9-YEAR-OLD DISCOVERS AMMONITE FOSSIL FROM 200 MILLION YEARS AGO IN BEACH CLIFF
Imagine you are walking along a beautiful beach, enjoying the fresh sea breeze, and suddenly you look up and see something strange, embedded in a high rocky cliff stretching along the coast. On closer inspection it is a large spiral, a shell. It's actually a fossil of a 200-year-old ammonite, a Jurassic shell.
So a day in Llanthwit Major turned into an extraordinary discovery for 9-year-old Eli and his father Glenn Morris. The finding of a Welsh boy is rare in this area and of interest to researchers. Eli lives with his family in Birchgrove, Swansea, Wales. He is no stranger to fossil hunting, even at such a young age. He usually goes looking for fossils with his father. "We always go somewhere along the coast, usually down Gower Road, but this was our first time here so it was really beginner's luck," Morris told the BBC.
"Growing up I was a bit of a nerd, I liked dinosaurs and rocks and the same things he did to be honest and I think I passed that on to him." During those expeditions, Eli collected several fossils for his collection. He told the BBC: "They're just interesting and I love their shape and texture. It's just cool."
That day, the family went a little further to a charming rocky beach near a cliff. Eli said, "I just sat here and looked up and was like, 'Oh my god, that's big!' Dr Nick Felstead of Swansea University commented on the fossil: "The fossil Ely found is an ammonite, a species of mollusk closely related to octopus, squid and cuttlefish, a rare find at Llantwit Major. We can see that the inner chambers, which should have served to buoy the ammonite, were filled with quartz at the time of fossilisation, which is even rarer and makes it particularly beautiful.” The fossil record is an impressive 200 million years old, and it is contemporary with the dinosaurs .
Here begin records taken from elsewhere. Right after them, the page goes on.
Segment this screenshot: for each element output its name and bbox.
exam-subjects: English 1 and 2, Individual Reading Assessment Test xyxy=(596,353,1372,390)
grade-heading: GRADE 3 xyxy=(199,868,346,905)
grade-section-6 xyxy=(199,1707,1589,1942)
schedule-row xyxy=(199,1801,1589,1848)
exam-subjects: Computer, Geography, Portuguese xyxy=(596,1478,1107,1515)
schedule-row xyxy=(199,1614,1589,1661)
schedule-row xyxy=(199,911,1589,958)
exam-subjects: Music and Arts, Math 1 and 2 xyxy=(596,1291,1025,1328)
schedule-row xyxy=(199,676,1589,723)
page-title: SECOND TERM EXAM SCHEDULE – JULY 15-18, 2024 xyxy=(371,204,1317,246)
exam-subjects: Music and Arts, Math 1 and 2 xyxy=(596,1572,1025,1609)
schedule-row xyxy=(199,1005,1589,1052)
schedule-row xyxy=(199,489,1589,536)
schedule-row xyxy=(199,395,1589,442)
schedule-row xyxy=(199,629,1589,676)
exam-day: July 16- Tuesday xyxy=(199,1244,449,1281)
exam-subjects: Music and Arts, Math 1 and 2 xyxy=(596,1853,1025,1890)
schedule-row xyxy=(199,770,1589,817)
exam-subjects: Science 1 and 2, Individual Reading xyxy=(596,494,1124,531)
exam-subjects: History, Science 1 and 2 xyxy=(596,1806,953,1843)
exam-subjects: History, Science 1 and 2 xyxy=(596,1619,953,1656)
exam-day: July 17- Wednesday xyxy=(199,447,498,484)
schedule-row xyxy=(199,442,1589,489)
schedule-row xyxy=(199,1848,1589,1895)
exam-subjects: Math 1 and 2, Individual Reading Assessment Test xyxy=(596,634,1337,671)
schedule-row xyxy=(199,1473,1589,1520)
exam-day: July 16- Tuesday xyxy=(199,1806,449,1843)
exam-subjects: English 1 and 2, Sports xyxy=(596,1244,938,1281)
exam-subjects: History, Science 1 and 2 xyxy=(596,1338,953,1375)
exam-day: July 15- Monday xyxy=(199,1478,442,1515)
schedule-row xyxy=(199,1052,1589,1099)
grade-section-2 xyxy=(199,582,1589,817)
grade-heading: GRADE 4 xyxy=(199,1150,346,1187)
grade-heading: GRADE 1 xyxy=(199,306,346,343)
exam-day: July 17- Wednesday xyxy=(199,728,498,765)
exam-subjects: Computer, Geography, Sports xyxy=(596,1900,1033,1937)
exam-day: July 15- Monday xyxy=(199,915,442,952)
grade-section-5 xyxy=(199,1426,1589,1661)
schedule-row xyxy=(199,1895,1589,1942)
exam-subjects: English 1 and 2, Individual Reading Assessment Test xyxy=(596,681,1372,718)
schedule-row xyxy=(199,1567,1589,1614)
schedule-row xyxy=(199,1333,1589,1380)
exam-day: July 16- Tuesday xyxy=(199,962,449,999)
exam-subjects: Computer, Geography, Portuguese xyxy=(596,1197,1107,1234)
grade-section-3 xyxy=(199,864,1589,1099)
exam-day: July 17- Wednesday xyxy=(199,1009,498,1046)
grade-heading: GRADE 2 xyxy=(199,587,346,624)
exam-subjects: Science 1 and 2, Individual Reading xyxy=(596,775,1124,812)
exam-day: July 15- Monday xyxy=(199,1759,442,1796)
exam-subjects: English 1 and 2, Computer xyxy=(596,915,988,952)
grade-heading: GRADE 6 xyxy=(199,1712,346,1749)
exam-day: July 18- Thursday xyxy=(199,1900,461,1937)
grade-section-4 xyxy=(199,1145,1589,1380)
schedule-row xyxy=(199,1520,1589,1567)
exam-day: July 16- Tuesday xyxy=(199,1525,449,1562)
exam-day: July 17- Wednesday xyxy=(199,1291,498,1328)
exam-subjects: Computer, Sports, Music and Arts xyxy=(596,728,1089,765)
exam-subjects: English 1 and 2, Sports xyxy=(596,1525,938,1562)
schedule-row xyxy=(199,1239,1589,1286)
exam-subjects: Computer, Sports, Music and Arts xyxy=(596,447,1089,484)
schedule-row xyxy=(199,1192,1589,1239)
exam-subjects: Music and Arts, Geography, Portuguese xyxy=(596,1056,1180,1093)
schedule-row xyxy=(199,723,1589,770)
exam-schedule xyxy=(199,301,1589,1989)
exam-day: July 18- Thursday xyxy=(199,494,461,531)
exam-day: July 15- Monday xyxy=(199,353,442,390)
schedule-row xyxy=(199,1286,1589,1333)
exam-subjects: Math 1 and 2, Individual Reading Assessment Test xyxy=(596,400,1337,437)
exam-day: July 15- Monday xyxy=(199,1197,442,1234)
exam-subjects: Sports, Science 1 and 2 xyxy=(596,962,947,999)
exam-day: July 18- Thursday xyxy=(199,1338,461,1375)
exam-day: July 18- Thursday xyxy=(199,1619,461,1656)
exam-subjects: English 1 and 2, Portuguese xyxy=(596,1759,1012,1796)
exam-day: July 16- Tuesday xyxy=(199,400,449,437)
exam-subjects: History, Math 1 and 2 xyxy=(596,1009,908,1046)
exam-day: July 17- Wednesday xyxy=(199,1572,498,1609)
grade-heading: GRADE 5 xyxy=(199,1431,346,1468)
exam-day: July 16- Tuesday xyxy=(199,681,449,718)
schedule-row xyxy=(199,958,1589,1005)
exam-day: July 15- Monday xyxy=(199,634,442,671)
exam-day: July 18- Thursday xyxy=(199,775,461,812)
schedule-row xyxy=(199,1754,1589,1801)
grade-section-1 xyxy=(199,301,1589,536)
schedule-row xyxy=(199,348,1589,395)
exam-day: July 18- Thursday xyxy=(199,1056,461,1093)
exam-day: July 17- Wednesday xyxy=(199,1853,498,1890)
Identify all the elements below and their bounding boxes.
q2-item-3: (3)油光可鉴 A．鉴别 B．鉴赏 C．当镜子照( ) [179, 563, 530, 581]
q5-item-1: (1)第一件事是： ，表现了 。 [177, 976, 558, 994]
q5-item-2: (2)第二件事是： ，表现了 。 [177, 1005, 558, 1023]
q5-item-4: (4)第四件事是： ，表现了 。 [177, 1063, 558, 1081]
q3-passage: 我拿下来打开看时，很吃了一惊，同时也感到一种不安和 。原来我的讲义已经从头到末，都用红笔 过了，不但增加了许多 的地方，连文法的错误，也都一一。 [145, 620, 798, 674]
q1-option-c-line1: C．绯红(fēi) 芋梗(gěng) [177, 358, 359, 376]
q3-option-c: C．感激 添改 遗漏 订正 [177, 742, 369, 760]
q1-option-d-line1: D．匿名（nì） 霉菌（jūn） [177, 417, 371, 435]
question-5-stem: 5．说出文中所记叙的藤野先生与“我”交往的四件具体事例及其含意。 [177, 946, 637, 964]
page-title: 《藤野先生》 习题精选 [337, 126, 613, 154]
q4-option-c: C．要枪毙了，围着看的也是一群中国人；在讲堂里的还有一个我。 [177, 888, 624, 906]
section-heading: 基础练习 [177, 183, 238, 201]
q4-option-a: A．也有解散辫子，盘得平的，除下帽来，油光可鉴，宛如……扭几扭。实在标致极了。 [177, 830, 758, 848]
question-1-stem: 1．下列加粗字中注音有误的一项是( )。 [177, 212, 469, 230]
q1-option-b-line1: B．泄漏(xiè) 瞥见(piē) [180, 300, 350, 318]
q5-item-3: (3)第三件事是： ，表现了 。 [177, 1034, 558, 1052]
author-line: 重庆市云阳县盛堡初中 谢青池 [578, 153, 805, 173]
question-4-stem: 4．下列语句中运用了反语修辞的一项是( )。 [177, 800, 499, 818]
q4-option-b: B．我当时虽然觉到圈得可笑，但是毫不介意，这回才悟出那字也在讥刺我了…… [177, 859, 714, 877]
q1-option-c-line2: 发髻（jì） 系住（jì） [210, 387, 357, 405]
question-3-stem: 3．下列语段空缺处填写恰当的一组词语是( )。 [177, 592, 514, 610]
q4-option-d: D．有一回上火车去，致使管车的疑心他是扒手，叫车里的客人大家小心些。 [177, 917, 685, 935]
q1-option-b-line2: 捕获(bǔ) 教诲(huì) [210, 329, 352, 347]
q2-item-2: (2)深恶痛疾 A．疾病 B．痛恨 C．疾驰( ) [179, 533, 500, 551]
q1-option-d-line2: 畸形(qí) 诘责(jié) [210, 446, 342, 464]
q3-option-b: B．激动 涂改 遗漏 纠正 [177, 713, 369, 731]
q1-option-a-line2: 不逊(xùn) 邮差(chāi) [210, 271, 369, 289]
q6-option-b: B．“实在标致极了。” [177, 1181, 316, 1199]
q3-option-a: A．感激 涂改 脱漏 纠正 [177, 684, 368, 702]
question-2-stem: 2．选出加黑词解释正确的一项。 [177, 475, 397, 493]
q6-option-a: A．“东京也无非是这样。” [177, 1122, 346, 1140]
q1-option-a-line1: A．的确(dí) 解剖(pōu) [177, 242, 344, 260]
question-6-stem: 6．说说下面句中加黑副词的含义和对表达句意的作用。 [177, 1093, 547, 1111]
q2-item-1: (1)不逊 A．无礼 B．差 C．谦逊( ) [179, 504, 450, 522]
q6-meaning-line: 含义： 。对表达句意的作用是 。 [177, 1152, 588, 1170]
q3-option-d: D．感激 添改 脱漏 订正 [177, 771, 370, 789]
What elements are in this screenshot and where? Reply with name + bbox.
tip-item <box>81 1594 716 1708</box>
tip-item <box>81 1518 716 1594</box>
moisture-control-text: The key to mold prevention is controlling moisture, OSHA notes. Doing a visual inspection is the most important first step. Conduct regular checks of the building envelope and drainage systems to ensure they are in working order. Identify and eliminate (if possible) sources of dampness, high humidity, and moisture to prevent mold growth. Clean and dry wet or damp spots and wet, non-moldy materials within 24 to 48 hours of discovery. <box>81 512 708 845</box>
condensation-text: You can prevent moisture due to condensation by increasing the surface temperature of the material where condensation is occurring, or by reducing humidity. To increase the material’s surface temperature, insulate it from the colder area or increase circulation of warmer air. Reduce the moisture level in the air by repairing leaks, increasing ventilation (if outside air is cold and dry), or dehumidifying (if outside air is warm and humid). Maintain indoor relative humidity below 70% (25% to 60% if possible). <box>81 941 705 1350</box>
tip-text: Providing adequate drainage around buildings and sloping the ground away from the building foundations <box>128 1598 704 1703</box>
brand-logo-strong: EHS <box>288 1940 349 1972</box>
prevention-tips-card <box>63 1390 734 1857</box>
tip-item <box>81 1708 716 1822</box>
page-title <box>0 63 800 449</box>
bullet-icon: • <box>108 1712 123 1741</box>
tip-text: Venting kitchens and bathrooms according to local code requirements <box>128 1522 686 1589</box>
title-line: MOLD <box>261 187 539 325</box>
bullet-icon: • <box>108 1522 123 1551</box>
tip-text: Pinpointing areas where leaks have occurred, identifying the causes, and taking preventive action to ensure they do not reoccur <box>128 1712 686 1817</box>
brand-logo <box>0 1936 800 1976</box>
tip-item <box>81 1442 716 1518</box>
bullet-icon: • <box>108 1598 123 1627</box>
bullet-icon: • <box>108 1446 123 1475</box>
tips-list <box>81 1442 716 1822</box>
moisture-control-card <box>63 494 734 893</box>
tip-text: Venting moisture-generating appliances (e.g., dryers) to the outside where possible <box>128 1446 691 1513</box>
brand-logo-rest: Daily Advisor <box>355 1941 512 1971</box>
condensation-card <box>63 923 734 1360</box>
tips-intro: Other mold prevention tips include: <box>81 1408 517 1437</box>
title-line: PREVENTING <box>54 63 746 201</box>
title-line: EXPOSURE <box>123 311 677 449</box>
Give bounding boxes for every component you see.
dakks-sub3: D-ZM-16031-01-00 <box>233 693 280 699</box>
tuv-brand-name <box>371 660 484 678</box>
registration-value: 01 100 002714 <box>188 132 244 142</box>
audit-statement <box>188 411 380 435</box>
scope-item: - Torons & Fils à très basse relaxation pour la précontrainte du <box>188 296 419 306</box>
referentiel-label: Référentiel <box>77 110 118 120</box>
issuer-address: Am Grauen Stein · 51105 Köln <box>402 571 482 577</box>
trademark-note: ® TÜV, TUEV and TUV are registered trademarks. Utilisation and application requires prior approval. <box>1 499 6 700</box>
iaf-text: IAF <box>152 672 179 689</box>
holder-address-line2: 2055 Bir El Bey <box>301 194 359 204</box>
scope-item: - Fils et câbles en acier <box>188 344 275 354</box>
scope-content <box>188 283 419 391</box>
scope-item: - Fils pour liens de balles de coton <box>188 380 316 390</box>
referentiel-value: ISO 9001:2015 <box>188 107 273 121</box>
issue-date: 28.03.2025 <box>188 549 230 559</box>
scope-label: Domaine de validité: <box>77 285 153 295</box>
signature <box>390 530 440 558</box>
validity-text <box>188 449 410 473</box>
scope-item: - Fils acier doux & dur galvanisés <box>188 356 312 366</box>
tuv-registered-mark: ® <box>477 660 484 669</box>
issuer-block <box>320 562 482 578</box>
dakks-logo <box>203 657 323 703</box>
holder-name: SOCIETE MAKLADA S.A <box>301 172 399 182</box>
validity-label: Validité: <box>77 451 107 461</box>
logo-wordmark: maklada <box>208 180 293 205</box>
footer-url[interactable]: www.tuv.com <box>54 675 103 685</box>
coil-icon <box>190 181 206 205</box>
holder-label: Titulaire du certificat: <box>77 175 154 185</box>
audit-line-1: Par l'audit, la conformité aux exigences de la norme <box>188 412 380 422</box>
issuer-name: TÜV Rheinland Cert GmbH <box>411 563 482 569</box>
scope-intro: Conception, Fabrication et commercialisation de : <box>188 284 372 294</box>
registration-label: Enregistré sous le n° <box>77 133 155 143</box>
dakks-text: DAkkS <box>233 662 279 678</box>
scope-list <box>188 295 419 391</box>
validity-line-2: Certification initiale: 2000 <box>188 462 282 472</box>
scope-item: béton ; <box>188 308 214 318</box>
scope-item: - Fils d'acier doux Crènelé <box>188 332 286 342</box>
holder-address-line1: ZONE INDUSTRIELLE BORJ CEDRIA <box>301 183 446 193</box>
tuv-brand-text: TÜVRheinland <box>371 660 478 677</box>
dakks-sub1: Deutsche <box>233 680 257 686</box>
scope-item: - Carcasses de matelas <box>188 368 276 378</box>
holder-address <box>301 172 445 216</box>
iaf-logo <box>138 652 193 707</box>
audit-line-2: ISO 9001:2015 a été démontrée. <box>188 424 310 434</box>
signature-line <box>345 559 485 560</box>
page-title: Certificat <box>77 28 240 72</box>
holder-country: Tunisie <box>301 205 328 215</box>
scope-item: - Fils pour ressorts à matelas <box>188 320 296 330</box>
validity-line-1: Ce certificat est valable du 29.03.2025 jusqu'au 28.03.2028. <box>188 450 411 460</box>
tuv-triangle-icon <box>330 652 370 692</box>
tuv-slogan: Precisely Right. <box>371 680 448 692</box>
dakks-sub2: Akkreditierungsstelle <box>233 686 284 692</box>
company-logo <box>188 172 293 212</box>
Young Eli was obviously thrilled by the discovery, but the paleontologist's fame pales in comparison to his true goal in life - to become a soccer player. However, if he continues to search the beaches, he may find even more fossils. Common people in Britain have been known to come across important fossils on beaches and dairy farms.
The Americans might find them, too, if they're lucky. No one is too young, as revealed by Eli and another 9-year-old Maryland boy who discovered a Megadon tooth. These young scientists continue to uncover parts of Earth's history.